Comenzaron los preparativos para el acto más solemne de la caballería. Recordó don Alonso cuando fue armado caballero por su suegro en las proximidades del castillo de Xiquena en 1445, durante los últimos días de su asedio.
Era una fortaleza impresionante en la que, adaptada a las características del cerro en el que se alzaba, cortada a plomo sobre el río Corneros en su viento Sur, se levantaba la impresionante Torre del Homenaje, de más de catorce metros de altura sobre la rasante. Desde ambas, se veía el castillo de Trieza, pudiéndose comunicar con señales.
Evocó la ceremonia. Fue vestido con el hábito de Santiago, después de haber pasado un año de formación en Uclés como novicio. Se le revistió con la armadura de combate y se le puso la capa sobre los hombros, con la Cruz de Santiago en rojo, en el hombro izquierdo. La brigantina no superaba la arroba de peso, lo que le hacía moverse con más flexibilidad que las antiguas armaduras, de al menos dos arrobas.

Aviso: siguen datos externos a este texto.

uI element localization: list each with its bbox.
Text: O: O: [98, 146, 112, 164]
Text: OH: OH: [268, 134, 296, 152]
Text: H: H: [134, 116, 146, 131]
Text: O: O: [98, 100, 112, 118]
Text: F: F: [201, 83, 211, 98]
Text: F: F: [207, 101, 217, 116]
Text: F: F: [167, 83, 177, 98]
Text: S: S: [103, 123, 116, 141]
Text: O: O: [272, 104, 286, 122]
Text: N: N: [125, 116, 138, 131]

Al caer la noche de vísperas, fue hasta la capilla de campaña, donde le recibió el rector de la Orden de Santiago, revestido con los hábitos de misa. En un reclinatorio situado frente al Sagrario, se arrodilló para ser confesado. El sacerdote le dio la absolución, comulgó y, desde ese momento, comenzó sus oraciones y meditaciones, que durarían toda la noche.
Meditó sobre los fundamentos del Código de la Caballería. Ante todo, el valor. No entendido como arrogante, sino como luchador contra las injusticias y defensa de la verdad, junto con la voluntad de hacer lo correcto. Luego, había que comprometerse con la defensa de su rey, de su señor y señora, de sus familias. De los desvalidos, huérfanos, viudas y, por supuesto, de la Santa Madre Iglesia. Fe en Dios, a quien debía encomendarse para su buen hacer. Humildad, reconociendo los méritos de los demás, y no los propios. La Justicia, como salvaguardia de la aplicación de las leyes, no tomándola por la propia mano. Generosidad tanto con su hacienda, como con los derrotados. La templanza, de suma importancia, pues ha de comportarse con moderación desde en sus comidas hasta en su administración de los bienes y, por supuesto, en sus apetitos sexuales. Lealtad, a todos a quienes se la juraran o se la ofreciesen recíprocamente. Y, la nobleza de espíritu, que es el fundamento de la cortesía, de la honradez y de la generosidad.
Al amanecer, llegó don Martín Fernán Piñero, magníficamente vestido, dijérase que parecía un duque. Le acompañaban varios caballeros, entre ellos, el estrecho santiaguista Luis de Tarazona, caballero con votos de castidad.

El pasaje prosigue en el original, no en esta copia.